N: One more thing I need to ask about is the status of Wonder Woman: Earth One for DC, which you are writing and Yanick Paquette is illustrating. She’s easily my favorite character, and I’m dying to see your interpretation of her. What’s the status of that graphic novel?

GM: It’s finished now and it’ll be coming out soon. I sat down and I thought, “I don’t want to do this warrior woman thing.” I can understand why they’re doing it, I get all that, but that’s not what [Wonder Woman creator] William Marston wanted, that’s not what he wanted at all! His original concept for Wonder Woman was an answer to comics that he thought were filled with images of blood-curdling masculinity, and you see the latest shots of Gal Gadot in the costume, and it’s all sword and shield and her snarling at the camera. Marston’s Diana was a doctor, a healer, a scientist. So I went back to those roots and just built it up again.

What would a society of immortal women that’s been around for 7,000 years have done? They wouldn’t still be chopping men’s head’s off; they’ve got art and architecture and philosophy and poetry and it’s got nothing to do with men. So Yanick Paquette did this amazing design job, where there are no phallic objects. The only phallic objects are like these Greek towers that are almost like this haunting echo of the culture they came from.

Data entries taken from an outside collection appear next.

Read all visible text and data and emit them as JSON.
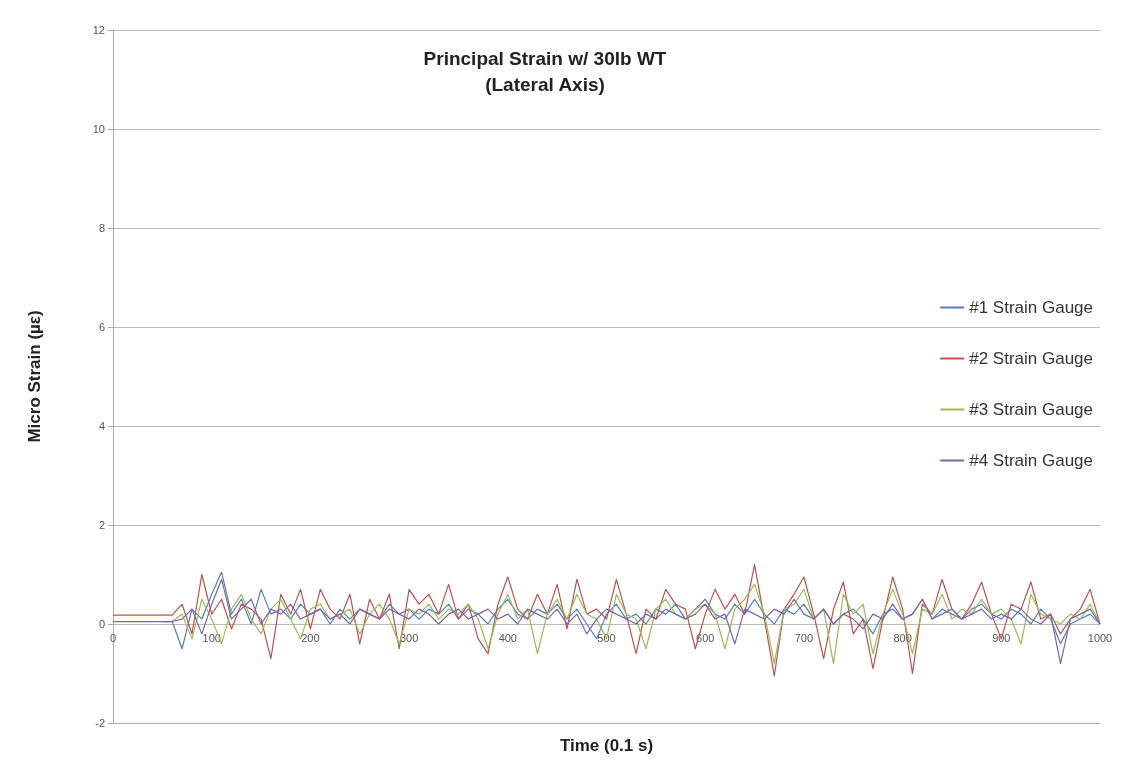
{
  "chart_data": {
    "type": "line",
    "title": "Principal Strain w/ 30lb WT\n(Lateral Axis)",
    "xlabel": "Time (0.1 s)",
    "ylabel": "Micro Strain (µε)",
    "x": [
      0,
      10,
      20,
      30,
      40,
      50,
      60,
      70,
      80,
      90,
      100,
      110,
      120,
      130,
      140,
      150,
      160,
      170,
      180,
      190,
      200,
      210,
      220,
      230,
      240,
      250,
      260,
      270,
      280,
      290,
      300,
      310,
      320,
      330,
      340,
      350,
      360,
      370,
      380,
      390,
      400,
      410,
      420,
      430,
      440,
      450,
      460,
      470,
      480,
      490,
      500,
      510,
      520,
      530,
      540,
      550,
      560,
      570,
      580,
      590,
      600,
      610,
      620,
      630,
      640,
      650,
      660,
      670,
      680,
      690,
      700,
      710,
      720,
      730,
      740,
      750,
      760,
      770,
      780,
      790,
      800,
      810,
      820,
      830,
      840,
      850,
      860,
      870,
      880,
      890,
      900,
      910,
      920,
      930,
      940,
      950,
      960,
      970,
      980,
      990,
      1000
    ],
    "series": [
      {
        "name": "#1 Strain Gauge",
        "color": "#4f81bd",
        "values": [
          null,
          null,
          null,
          null,
          null,
          0.05,
          0.05,
          -0.5,
          0.3,
          0.1,
          0.6,
          1.05,
          0.2,
          0.5,
          0.0,
          0.7,
          0.2,
          0.3,
          0.1,
          0.4,
          0.2,
          0.3,
          0.0,
          0.3,
          0.1,
          0.3,
          0.2,
          0.1,
          0.4,
          0.2,
          0.3,
          0.1,
          0.3,
          0.2,
          0.4,
          0.1,
          0.3,
          0.2,
          0.0,
          0.3,
          0.5,
          0.2,
          0.1,
          0.3,
          0.2,
          0.4,
          0.1,
          0.3,
          0.0,
          -0.3,
          0.2,
          0.4,
          0.1,
          0.2,
          0.0,
          0.3,
          0.2,
          0.4,
          0.1,
          0.3,
          0.5,
          0.2,
          0.1,
          0.4,
          0.2,
          0.5,
          0.2,
          0.0,
          0.3,
          0.2,
          0.4,
          0.1,
          0.3,
          0.0,
          0.2,
          0.3,
          0.1,
          -0.2,
          0.2,
          0.3,
          0.1,
          0.2,
          0.5,
          0.1,
          0.3,
          0.2,
          0.1,
          0.3,
          0.4,
          0.2,
          0.1,
          0.3,
          0.2,
          0.0,
          0.3,
          0.1,
          -0.4,
          0.0,
          0.1,
          0.2,
          0.0
        ]
      },
      {
        "name": "#2 Strain Gauge",
        "color": "#c0504d",
        "values": [
          0.18,
          0.18,
          0.18,
          0.18,
          0.18,
          0.18,
          0.18,
          0.4,
          -0.2,
          1.0,
          0.2,
          0.5,
          -0.1,
          0.4,
          0.3,
          0.1,
          -0.7,
          0.6,
          0.2,
          0.7,
          -0.1,
          0.7,
          0.3,
          0.1,
          0.6,
          -0.4,
          0.5,
          0.1,
          0.6,
          -0.5,
          0.7,
          0.4,
          0.6,
          0.2,
          0.8,
          0.1,
          0.4,
          -0.3,
          -0.6,
          0.4,
          0.95,
          0.3,
          0.1,
          0.6,
          0.2,
          0.8,
          -0.1,
          0.9,
          0.2,
          0.3,
          0.1,
          0.9,
          0.2,
          -0.6,
          0.3,
          0.1,
          0.7,
          0.4,
          0.3,
          -0.5,
          0.2,
          0.7,
          0.3,
          0.6,
          0.2,
          1.2,
          0.1,
          -1.05,
          0.3,
          0.6,
          0.95,
          0.2,
          -0.7,
          0.3,
          0.85,
          -0.2,
          0.1,
          -0.9,
          0.1,
          0.95,
          0.3,
          -1.0,
          0.4,
          0.2,
          0.9,
          0.3,
          0.1,
          0.4,
          0.85,
          0.2,
          -0.3,
          0.4,
          0.3,
          0.85,
          0.1,
          0.2,
          -0.2,
          0.1,
          0.3,
          0.7,
          0.0
        ]
      },
      {
        "name": "#3 Strain Gauge",
        "color": "#9bbb59",
        "values": [
          null,
          null,
          null,
          null,
          null,
          null,
          0.05,
          0.2,
          -0.3,
          0.5,
          0.1,
          -0.4,
          0.3,
          0.6,
          0.1,
          -0.2,
          0.3,
          0.5,
          0.1,
          -0.3,
          0.3,
          0.4,
          0.1,
          0.2,
          0.3,
          -0.2,
          0.2,
          0.4,
          0.1,
          -0.4,
          0.3,
          0.2,
          0.4,
          0.1,
          0.3,
          0.2,
          0.4,
          0.1,
          -0.5,
          0.2,
          0.6,
          0.1,
          0.3,
          -0.6,
          0.2,
          0.5,
          0.1,
          0.6,
          0.2,
          0.1,
          -0.3,
          0.6,
          0.2,
          0.1,
          -0.5,
          0.3,
          0.5,
          0.2,
          0.1,
          0.3,
          0.4,
          0.2,
          -0.5,
          0.3,
          0.5,
          0.8,
          0.2,
          -0.8,
          0.3,
          0.4,
          0.7,
          0.1,
          0.3,
          -0.8,
          0.6,
          0.2,
          0.4,
          -0.6,
          0.2,
          0.7,
          0.2,
          -0.6,
          0.3,
          0.2,
          0.6,
          0.1,
          0.3,
          0.2,
          0.5,
          0.2,
          0.3,
          0.1,
          -0.4,
          0.6,
          0.2,
          0.1,
          0.0,
          0.2,
          0.1,
          0.4,
          0.0
        ]
      },
      {
        "name": "#4 Strain Gauge",
        "color": "#8064a2",
        "values": [
          0.05,
          0.05,
          0.05,
          0.05,
          0.05,
          0.05,
          0.05,
          0.1,
          0.3,
          -0.2,
          0.4,
          0.9,
          0.1,
          0.3,
          0.5,
          0.0,
          0.3,
          0.2,
          0.4,
          0.1,
          0.2,
          0.3,
          0.1,
          0.2,
          0.0,
          0.3,
          0.2,
          0.1,
          0.3,
          0.2,
          0.1,
          0.3,
          0.2,
          0.0,
          0.2,
          0.3,
          0.1,
          0.2,
          0.3,
          0.1,
          0.2,
          0.0,
          0.3,
          0.2,
          0.1,
          0.3,
          0.0,
          0.2,
          -0.2,
          0.1,
          0.3,
          0.2,
          0.1,
          0.0,
          0.2,
          0.1,
          0.3,
          0.2,
          0.1,
          0.2,
          0.4,
          0.1,
          0.2,
          -0.4,
          0.3,
          0.2,
          0.1,
          0.3,
          0.2,
          0.5,
          0.2,
          0.1,
          0.3,
          0.0,
          0.2,
          0.1,
          -0.1,
          0.2,
          0.1,
          0.4,
          0.1,
          0.2,
          0.5,
          0.1,
          0.2,
          0.3,
          0.1,
          0.2,
          0.3,
          0.1,
          0.2,
          0.1,
          0.3,
          0.1,
          0.0,
          0.2,
          -0.8,
          0.1,
          0.2,
          0.3,
          0.0
        ]
      }
    ],
    "xlim": [
      0,
      1000
    ],
    "xticks": [
      0,
      100,
      200,
      300,
      400,
      500,
      600,
      700,
      800,
      900,
      1000
    ],
    "ylim": [
      -2,
      12
    ],
    "yticks": [
      -2,
      0,
      2,
      4,
      6,
      8,
      10,
      12
    ],
    "grid": "y",
    "legend": "right",
    "marker": "none",
    "line_style": "solid"
  }
}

Wonder Woman’s Invisible Plane is now shaped like a vagina, it’s the most incredible thing. It opens up in the back and it has a little clitoris hood, everything is a female-based design. It’s all based on shells and natural stuff. He’s created this entire newly designed world for the Amazons. And for the first 48 pages, there are no men — it’s just women talking to each other. And then halfway through the book, we’re building up to this big fight, and then I thought, “No, I’m not.” This book isn’t about fights, there’s not going to be any fights. So we threw out the rules of traditional boy’s adventure fiction. It’s the most exciting book I’ve done in years, it changed everything I’m thinking about the future.

N: All of that is music to my ears. I respect [New 52 Wonder Woman writer] Brian Azzarello as a writer, but hate what he did to the Amazons. He turned Marston’s utopian society of women into people who murder the men they copulate with, then sell the male babies into slavery in trade for weapons. They’re essentially evil barbarians now, and I can’t imagine DC would have allowed the same character assassination to be done to Ma and Pa Kent or the Waynes.

GM: Yeah…I mean, you can do the Amazons as a bit strange and aloof, because they could defeat Man’s World if they felt like it, because their science is so advanced. But at the same time their culture is quite frozen, which is why Diana wants to get away and see what else is out there. But that’s how I see it. I think it’ll be quite controversial.